Markhor3D‘s user-friendly setup and robust capabilities positioned it as the perfect choice for this educational endeavor. The printer seamlessly transformed the digital designs crafted in Fusion 360 into tangible, three-dimensional objects. The students initiated the process by converting their 3D models into “.stl” files. These files were then loaded into a sophisticated slicing software known as “Cura,” which translated the designs into intricate G-codes. Finally, the Markhor3D 3D printer took over, allowing students to customize printing settings and witness with amazement as their creations materialized layer by layer.
This hands-on experience with Markhor3D not only allowed students to witness the practical application of their 3D designs but also encouraged them to think critically about the real-world implications of 3D printing technology. From custom prototypes to functional parts, the potential applications became abundantly clear.

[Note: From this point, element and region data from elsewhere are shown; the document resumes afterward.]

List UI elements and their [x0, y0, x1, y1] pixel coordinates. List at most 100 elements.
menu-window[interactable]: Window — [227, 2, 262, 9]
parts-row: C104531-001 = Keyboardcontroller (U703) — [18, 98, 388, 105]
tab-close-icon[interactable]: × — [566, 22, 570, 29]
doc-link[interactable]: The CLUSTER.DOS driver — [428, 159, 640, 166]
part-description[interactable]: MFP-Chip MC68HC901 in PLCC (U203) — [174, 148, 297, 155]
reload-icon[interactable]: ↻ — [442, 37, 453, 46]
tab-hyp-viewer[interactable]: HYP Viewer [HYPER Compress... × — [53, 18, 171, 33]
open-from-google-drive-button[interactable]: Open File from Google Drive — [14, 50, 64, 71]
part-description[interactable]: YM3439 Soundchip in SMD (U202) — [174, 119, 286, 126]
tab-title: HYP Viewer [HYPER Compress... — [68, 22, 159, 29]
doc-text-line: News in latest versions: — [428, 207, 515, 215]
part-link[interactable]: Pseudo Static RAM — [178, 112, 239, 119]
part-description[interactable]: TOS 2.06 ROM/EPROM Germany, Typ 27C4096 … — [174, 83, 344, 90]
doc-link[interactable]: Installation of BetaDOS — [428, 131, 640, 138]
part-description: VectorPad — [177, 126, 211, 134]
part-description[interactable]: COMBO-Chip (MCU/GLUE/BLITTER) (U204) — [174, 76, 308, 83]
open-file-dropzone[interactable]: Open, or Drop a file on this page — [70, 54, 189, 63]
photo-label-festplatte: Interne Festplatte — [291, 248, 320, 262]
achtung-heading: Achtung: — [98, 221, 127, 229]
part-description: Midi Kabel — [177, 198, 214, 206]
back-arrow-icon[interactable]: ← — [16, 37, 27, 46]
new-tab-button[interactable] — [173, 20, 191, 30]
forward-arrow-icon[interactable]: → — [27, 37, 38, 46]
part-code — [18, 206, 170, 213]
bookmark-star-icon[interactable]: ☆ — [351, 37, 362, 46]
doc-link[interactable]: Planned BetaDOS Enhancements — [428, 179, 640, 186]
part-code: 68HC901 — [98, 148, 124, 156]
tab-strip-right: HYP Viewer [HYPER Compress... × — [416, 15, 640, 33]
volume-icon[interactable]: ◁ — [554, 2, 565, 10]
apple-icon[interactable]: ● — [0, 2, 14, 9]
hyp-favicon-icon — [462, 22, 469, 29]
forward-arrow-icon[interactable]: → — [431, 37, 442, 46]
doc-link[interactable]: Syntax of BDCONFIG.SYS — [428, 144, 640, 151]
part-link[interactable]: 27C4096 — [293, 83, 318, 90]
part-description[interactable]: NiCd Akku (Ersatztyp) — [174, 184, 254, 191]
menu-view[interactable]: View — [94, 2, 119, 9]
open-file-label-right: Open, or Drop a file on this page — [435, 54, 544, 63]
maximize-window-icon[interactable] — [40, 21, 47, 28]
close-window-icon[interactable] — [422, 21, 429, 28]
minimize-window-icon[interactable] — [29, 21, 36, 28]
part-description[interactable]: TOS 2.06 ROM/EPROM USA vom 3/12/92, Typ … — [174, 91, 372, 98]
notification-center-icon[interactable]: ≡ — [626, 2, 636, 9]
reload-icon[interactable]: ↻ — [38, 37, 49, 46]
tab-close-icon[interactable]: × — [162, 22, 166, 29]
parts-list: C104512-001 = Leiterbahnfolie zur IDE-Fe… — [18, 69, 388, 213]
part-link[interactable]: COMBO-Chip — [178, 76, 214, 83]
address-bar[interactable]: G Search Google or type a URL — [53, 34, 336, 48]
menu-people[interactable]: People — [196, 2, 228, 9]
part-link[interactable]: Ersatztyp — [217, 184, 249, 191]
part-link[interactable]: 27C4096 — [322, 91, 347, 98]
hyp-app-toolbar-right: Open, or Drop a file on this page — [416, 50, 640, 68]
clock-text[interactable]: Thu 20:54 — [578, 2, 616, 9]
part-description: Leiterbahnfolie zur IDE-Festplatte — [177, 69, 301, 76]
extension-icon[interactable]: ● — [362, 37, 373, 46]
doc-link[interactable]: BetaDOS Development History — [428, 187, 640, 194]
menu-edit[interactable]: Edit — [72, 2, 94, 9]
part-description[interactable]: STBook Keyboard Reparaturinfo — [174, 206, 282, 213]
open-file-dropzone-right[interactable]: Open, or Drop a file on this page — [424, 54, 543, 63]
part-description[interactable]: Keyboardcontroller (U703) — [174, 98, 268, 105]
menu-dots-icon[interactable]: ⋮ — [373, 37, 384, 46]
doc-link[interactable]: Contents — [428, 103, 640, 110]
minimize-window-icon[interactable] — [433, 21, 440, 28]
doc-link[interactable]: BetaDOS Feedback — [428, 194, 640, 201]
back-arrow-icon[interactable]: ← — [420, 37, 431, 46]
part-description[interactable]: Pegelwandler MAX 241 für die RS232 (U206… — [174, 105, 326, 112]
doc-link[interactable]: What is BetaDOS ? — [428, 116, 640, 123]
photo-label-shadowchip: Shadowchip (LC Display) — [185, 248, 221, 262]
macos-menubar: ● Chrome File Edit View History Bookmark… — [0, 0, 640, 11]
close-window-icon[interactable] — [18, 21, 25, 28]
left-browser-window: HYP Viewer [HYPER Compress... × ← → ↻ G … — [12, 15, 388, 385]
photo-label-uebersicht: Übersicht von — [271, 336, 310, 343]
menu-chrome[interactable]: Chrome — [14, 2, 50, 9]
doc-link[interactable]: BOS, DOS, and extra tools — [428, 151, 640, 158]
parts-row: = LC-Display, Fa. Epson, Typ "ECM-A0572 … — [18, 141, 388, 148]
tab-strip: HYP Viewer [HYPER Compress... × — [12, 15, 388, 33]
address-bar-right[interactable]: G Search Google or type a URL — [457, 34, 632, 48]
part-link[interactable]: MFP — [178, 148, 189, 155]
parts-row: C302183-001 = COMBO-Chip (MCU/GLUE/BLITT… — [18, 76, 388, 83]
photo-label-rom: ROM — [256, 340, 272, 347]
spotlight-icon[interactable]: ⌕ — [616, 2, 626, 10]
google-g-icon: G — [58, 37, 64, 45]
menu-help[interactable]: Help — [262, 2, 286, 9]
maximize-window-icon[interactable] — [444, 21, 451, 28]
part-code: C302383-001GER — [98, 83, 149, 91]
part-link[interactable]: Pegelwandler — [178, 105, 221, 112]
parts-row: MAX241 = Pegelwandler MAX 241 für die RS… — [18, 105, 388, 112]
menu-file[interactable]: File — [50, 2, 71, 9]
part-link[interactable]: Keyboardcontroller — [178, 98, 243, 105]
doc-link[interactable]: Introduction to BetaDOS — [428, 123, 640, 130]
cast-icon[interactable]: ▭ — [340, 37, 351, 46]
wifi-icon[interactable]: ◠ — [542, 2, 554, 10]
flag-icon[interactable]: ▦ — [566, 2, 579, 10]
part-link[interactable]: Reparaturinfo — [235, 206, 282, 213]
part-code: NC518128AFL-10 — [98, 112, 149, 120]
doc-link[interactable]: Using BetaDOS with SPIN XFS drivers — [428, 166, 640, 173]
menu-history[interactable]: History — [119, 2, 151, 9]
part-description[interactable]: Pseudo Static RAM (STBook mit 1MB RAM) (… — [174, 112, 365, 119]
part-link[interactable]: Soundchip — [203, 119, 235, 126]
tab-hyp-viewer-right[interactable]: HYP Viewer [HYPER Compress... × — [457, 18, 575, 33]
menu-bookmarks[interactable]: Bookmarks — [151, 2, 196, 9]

The laboratory session’s fusion of Fusion 360 and Markhor3D not only enriched the students’ understanding of 3D modeling and printing but also provided them with a valuable perspective on the technology’s role in industry and innovation. Umar encouraged them to explore the synergy between digital design and real-world production and gave them several examples, setting them on a path toward a promising future in various fields that require 3D modeling and printing skills.
This session was a resounding success, thanks to the commitment of the entire team, the dedication of instructors, and the exciting possibilities presented by Fusion 360 and Markhor3D. As 3D printing continues to revolutionize industries, it’s clear that the students of Physlab are now well-prepared to make their mark in this transformative field.